Personal information
- Born: 28 June 1941 (age 85) Tel Aviv, Mandatory Palestine
- Height: 5 ft 4.5 in (164 cm)
- Weight: 128 lb (58 kg)

Sport
- Country: Israel
- Sport: Athletics
- Event: 100 metres

Achievements and titles
- National finals: Israeli Champion in 100 metres (1960)
- Personal best: 100 m: 12.3 (1960)

= Ilana Adir =

Israeli sprinter

Ilana Adir (-Kamarshik; אילנה אדיר-קמרשיק; born 28 June 1941) is an Israeli former Olympic sprinter, and former Israeli Women's Champion in the 100 metre sprint.

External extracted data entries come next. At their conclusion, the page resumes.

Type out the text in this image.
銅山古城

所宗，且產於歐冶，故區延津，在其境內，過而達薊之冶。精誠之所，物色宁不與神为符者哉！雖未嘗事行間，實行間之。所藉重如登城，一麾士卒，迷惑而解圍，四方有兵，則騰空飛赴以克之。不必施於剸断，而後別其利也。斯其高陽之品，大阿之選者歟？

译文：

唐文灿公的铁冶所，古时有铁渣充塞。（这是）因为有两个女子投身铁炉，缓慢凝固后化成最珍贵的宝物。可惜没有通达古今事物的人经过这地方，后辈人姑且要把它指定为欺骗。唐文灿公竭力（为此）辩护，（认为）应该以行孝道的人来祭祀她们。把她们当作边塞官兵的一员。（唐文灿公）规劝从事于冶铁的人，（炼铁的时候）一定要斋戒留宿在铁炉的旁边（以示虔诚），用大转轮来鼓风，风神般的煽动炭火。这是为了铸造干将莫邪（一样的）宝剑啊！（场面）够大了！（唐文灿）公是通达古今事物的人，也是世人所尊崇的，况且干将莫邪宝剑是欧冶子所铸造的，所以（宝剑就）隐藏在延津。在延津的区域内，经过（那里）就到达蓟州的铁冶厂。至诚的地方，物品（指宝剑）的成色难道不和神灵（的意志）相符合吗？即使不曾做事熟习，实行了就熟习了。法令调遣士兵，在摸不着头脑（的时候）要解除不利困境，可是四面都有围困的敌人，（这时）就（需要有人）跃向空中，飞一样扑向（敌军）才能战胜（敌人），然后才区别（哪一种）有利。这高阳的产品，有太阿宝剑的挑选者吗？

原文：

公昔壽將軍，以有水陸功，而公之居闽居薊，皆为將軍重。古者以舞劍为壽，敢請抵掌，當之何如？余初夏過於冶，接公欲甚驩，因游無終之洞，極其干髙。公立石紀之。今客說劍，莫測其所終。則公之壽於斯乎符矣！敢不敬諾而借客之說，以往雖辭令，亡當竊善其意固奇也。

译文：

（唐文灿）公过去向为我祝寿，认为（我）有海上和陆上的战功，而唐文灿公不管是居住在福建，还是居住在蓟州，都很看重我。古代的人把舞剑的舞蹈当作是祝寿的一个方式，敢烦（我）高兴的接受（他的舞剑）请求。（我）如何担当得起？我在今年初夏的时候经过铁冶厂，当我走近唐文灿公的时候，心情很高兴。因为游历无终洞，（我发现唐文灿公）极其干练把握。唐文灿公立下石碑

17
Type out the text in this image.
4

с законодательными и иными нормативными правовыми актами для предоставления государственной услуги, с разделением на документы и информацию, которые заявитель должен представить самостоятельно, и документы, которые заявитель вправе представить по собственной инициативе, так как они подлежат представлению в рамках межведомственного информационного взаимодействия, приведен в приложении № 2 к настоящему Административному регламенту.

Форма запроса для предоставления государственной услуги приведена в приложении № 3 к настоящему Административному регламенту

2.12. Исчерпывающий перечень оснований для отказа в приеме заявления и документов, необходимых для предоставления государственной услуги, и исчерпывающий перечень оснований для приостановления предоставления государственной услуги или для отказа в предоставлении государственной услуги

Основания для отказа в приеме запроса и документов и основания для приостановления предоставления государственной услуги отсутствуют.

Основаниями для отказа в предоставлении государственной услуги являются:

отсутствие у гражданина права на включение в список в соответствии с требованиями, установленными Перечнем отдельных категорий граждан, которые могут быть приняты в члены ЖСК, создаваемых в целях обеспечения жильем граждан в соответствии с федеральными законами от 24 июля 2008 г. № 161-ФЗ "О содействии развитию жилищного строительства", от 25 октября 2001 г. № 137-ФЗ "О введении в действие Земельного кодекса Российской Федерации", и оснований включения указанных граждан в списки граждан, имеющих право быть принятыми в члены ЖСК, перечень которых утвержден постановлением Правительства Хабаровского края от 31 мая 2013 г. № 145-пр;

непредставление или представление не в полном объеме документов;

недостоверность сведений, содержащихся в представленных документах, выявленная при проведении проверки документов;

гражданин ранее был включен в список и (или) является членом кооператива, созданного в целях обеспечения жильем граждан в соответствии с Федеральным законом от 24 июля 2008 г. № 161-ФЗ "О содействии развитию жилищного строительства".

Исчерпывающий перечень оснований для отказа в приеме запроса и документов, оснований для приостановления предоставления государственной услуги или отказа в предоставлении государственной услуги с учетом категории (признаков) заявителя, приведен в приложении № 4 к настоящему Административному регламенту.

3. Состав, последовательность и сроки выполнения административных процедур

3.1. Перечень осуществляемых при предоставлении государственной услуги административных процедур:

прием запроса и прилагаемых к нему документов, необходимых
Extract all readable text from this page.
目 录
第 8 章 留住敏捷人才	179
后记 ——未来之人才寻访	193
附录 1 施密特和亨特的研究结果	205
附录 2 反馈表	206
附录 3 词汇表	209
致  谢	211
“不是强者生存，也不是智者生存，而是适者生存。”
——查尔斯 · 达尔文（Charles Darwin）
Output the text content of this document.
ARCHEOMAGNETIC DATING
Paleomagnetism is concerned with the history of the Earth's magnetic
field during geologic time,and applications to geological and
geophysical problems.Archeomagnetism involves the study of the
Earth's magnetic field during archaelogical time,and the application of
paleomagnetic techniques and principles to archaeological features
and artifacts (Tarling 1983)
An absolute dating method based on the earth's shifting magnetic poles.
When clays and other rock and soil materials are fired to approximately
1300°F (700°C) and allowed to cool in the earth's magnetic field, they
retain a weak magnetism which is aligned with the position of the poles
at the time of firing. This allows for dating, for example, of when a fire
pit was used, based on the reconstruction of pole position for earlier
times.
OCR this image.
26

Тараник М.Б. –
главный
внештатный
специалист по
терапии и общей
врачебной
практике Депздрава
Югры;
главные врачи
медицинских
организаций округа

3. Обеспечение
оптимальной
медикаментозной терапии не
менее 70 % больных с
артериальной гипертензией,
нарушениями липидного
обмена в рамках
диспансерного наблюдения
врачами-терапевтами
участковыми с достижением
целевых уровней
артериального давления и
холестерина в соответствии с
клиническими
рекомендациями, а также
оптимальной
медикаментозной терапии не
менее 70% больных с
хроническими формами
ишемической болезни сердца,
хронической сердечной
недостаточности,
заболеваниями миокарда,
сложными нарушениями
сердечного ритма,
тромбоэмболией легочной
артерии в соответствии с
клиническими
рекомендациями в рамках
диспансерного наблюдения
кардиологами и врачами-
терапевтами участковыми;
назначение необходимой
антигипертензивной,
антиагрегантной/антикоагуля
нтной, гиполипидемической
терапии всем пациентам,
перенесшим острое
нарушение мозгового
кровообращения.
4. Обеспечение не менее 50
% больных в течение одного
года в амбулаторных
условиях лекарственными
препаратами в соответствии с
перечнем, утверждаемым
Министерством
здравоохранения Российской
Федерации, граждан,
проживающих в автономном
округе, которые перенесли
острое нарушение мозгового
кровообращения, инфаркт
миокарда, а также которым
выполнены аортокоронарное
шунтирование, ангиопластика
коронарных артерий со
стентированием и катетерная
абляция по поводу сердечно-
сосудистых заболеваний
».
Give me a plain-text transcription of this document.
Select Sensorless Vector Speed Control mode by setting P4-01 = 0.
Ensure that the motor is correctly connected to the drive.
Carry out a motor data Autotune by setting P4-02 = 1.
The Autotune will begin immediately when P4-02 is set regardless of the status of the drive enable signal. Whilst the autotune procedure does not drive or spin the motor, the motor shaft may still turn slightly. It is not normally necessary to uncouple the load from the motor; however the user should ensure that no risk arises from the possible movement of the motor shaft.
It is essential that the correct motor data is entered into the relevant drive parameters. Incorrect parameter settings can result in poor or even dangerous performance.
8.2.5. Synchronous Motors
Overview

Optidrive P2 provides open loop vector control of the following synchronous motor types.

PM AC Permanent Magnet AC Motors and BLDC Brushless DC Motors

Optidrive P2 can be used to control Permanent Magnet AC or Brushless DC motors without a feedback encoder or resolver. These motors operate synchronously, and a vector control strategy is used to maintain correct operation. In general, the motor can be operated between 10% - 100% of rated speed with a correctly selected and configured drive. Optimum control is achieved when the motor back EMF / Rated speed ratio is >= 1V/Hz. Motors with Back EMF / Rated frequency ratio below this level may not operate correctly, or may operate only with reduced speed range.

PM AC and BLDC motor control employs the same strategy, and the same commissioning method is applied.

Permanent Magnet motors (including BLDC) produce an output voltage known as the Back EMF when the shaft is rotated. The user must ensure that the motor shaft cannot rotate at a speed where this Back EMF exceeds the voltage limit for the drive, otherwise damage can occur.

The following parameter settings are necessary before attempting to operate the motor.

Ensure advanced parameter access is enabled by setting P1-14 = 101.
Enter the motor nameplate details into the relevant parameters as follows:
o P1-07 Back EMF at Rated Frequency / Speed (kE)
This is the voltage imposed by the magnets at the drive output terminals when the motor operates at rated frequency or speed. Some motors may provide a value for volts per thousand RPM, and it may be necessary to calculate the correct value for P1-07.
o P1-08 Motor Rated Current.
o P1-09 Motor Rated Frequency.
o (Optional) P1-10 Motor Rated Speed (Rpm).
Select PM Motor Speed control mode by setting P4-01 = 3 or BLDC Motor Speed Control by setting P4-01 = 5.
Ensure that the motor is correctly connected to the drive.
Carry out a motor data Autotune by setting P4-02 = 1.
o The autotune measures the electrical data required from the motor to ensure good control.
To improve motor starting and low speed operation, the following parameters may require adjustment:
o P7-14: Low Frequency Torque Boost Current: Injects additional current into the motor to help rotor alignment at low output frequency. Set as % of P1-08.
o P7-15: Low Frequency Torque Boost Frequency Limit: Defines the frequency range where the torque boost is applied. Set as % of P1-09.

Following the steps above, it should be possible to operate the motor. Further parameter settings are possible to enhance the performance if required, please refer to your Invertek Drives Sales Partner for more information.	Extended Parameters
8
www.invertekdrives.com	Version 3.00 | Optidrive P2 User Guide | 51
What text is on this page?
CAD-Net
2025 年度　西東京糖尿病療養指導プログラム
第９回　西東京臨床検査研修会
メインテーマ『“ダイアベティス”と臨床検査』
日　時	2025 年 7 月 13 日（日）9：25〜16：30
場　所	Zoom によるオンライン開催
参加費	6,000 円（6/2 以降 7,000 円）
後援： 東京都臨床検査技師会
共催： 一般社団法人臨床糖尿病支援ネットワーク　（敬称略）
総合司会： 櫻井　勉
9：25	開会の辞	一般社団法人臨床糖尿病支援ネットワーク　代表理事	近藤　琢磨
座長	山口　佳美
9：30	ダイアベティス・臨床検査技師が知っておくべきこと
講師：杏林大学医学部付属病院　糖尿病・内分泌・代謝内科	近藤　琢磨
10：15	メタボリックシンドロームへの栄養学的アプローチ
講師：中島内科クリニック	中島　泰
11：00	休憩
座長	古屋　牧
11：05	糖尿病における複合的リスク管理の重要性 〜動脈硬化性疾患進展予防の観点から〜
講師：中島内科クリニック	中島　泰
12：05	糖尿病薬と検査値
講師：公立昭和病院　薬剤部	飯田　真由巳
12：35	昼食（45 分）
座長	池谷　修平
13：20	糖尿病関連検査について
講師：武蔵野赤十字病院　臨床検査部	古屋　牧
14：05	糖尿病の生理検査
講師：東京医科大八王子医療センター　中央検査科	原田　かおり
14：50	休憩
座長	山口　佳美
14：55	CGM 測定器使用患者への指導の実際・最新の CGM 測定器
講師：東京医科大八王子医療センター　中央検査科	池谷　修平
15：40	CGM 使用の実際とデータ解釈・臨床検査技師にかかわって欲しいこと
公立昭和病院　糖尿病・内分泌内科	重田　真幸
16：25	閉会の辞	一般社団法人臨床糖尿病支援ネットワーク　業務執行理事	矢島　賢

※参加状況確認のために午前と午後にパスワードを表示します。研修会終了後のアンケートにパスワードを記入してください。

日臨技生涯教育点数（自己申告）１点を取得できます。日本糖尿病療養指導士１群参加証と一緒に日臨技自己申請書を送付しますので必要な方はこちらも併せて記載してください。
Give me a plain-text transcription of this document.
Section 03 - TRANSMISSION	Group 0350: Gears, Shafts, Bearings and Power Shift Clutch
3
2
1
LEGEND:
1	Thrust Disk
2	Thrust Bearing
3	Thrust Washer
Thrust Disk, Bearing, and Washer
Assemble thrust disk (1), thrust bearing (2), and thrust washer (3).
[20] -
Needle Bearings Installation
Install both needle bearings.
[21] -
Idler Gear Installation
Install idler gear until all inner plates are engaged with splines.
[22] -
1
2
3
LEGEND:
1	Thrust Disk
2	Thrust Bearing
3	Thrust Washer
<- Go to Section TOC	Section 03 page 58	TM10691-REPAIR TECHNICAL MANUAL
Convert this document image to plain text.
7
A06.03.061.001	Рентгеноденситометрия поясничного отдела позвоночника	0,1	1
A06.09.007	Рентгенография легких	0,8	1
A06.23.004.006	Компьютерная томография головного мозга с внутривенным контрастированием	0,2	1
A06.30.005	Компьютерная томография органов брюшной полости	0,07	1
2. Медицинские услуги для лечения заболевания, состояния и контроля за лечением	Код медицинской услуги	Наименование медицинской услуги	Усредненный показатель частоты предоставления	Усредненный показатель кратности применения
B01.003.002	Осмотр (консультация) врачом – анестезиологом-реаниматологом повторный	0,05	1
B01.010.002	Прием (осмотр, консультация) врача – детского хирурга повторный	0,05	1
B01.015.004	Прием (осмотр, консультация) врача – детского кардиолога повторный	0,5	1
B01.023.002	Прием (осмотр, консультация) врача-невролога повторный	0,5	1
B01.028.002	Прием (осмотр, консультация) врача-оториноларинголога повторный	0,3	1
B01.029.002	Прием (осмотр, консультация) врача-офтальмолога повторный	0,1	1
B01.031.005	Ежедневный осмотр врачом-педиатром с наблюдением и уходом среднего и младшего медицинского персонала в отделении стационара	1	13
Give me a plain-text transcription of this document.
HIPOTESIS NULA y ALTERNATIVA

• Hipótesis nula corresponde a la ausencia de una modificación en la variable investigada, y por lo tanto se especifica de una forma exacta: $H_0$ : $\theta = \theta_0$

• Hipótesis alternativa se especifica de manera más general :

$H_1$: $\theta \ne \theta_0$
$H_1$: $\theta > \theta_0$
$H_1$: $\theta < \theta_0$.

Adir was born in Tel Aviv and is Jewish.

==Sprinting career==
Her personal best in the 100 metres was 12.3 in 1960. That year she was Israeli Women's Champion in the 100 metres, with a time of 12.4.

Adir competed for Israel at the 1960 Summer Olympics in Rome, Italy, at the age of 19. In the Women's 100 metres she came in 6th in Heat 5, with a time of 12.9. When she competed in the Olympics, she was 5 ft 4.5 in and weighed 128 lb.